Encapsulation transforms the GroEL chamber, making its hydrophobic lining hydrophilic. This encourages the enclosed protein to bury its hydrophobic residues internally, promoting correct folding. ATP hydrolysis to ADP within the complex provides energy for these changes. GroEL does not actively “fold” the protein; instead, it creates a protected, favorable environment, preventing aggregation. After about 10 seconds, ATP hydrolysis and subsequent ATP binding to the opposite GroEL ring release GroES and the folded protein from the chamber into the cellular environment.
GroEL’s Vital Role: Maintaining Cellular Harmony
GroEL maintains cellular protein homeostasis (proteostasis), balancing protein synthesis, folding, and degradation. It ensures 15-30% of cellular proteins achieve their correct functional structures. This is especially important under cellular stress, like heat shock, when proteins are prone to misfolding. During these periods, the cell increases GroEL production to counteract misfolded proteins.

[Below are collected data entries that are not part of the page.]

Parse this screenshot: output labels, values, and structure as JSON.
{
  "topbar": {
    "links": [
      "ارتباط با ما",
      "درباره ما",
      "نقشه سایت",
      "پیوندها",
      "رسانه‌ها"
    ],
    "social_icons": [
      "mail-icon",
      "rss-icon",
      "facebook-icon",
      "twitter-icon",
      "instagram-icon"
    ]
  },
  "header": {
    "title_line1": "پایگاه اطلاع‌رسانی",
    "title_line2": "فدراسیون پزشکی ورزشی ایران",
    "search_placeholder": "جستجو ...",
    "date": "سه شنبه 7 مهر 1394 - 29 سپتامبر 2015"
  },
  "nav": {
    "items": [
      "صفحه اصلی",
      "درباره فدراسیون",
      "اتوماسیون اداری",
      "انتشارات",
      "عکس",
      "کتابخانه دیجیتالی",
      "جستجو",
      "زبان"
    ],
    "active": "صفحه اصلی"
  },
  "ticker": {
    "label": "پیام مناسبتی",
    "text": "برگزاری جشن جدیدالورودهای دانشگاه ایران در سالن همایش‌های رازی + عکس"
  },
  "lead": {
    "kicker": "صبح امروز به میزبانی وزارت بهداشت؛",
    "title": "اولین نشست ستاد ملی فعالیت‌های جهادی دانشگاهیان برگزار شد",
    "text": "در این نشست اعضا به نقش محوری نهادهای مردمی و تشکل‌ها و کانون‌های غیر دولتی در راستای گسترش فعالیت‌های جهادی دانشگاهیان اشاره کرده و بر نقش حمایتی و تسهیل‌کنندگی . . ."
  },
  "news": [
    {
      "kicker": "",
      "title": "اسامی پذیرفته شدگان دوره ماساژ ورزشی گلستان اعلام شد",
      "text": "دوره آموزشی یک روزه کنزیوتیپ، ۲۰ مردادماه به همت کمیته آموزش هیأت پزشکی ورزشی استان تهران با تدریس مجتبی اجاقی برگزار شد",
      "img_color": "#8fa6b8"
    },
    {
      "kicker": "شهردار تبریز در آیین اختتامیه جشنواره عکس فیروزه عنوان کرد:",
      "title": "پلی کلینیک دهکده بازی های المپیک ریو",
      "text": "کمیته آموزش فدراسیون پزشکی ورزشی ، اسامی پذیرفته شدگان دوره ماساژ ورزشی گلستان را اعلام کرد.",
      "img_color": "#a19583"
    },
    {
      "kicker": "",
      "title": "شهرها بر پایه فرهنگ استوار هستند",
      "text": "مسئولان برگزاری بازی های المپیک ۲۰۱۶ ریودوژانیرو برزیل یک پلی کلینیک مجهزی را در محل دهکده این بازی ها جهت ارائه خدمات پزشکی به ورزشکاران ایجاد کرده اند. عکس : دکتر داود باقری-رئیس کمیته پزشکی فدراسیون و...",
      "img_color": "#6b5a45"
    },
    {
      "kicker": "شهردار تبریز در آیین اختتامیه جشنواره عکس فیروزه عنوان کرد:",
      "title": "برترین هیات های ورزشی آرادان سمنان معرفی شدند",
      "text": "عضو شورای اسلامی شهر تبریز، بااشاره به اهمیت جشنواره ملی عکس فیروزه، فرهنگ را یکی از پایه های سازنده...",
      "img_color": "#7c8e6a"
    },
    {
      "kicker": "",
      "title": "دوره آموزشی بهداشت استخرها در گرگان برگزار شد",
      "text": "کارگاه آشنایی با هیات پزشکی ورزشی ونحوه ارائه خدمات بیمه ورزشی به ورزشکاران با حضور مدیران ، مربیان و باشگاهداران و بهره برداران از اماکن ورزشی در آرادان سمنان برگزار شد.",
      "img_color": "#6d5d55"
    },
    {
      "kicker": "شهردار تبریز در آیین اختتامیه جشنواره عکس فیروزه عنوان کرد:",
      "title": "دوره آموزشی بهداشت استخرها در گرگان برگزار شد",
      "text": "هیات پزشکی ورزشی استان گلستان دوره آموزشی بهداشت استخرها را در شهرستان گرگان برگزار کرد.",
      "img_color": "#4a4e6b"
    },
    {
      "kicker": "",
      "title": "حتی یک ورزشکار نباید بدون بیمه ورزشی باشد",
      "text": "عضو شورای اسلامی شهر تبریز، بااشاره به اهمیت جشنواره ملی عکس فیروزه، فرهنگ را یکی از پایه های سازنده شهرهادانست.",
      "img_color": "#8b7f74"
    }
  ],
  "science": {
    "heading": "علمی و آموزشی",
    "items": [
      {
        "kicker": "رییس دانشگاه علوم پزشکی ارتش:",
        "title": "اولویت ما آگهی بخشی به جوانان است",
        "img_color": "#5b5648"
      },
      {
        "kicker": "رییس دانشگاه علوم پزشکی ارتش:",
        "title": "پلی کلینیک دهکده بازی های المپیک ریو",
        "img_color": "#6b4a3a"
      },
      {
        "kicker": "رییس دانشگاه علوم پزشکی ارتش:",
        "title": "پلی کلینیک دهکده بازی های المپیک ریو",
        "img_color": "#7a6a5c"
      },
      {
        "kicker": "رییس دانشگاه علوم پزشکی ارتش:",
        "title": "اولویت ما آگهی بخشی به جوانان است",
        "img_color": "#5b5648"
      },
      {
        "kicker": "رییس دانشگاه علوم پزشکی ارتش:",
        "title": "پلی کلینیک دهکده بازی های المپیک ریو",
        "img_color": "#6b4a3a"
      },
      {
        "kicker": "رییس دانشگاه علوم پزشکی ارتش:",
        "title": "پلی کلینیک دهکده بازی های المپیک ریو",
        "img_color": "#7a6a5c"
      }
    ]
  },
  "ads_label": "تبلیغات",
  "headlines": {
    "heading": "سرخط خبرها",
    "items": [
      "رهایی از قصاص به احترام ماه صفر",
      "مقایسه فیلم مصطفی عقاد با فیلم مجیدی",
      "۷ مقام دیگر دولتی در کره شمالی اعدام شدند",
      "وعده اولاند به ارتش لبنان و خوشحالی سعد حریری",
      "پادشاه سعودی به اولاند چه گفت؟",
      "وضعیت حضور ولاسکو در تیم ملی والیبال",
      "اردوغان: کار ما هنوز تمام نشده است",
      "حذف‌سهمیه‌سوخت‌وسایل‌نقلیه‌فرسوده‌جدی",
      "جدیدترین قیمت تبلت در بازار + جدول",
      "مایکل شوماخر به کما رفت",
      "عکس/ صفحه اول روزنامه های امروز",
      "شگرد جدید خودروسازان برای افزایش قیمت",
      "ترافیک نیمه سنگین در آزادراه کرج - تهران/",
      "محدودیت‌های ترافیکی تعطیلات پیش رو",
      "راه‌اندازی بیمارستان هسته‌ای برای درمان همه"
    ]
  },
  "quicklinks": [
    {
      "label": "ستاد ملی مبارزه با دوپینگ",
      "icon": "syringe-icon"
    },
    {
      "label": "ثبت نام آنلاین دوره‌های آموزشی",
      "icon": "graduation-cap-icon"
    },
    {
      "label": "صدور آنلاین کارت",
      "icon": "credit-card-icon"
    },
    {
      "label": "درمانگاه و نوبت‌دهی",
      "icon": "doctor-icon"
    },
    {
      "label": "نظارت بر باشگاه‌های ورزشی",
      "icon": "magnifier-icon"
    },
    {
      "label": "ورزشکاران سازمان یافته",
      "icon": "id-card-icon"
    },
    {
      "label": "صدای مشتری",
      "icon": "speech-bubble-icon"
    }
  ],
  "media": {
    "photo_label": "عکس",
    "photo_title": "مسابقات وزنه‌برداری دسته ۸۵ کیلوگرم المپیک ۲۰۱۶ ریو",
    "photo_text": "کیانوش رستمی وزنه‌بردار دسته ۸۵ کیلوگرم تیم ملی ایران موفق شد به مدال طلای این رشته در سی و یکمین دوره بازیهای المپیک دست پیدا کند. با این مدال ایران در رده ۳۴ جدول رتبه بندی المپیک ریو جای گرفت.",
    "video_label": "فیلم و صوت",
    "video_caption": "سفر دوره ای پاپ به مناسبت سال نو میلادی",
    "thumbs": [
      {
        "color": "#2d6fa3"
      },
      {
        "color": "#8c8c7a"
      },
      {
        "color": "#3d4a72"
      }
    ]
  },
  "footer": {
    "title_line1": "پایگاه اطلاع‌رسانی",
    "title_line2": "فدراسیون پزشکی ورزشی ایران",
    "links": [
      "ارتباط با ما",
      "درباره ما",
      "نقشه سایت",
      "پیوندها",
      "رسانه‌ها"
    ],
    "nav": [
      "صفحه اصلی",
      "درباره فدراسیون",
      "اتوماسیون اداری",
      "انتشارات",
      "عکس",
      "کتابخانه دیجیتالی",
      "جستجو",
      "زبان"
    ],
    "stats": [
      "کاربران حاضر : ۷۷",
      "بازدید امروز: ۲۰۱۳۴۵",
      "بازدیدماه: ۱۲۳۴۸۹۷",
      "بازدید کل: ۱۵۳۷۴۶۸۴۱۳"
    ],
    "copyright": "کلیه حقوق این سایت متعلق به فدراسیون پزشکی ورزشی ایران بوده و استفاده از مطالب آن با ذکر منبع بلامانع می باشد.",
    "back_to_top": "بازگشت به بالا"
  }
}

Without GroEL, many newly synthesized or stress-denatured proteins would misfold and aggregate irreversibly. This accumulation disrupts essential cellular processes, leading to dysfunction and potential cell death. GroEL’s indispensable role in bacterial viability highlights its importance in cellular functioning and survival, especially during environmental challenges. This chaperonin system safeguards the cellular proteome’s functional integrity.
When GroEL Goes Awry: Implications for Health
As an essential protein for bacterial survival, GroEL has implications in bacterial pathogenesis. Its role in bacterial viability makes it a potential target for antimicrobial therapies. Beyond protein folding, GroEL exhibits “moonlighting functions” in some bacteria, performing activities unrelated to its chaperone role. For instance, bacterial GroEL is implicated in virulence, contributing to a bacterium’s ability to infect a host. It can be secreted and bind to host components, aiding adhesion or immune evasion.
In humans, Hsp60 is the mitochondrial homolog of GroEL. Hsp60 is vital for protein folding and transport within mitochondria, the cell’s powerhouses. Malfunctions of human Hsp60 link to mitochondrial disorders. Additionally, Hsp60 can act as an autoantigen, triggering an immune response against the body’s own tissues in some autoimmune conditions. While Hsp60 protects during stress, its extracellular presence or altered expression can contribute to inflammatory and autoimmune diseases, where the immune system attacks healthy cells.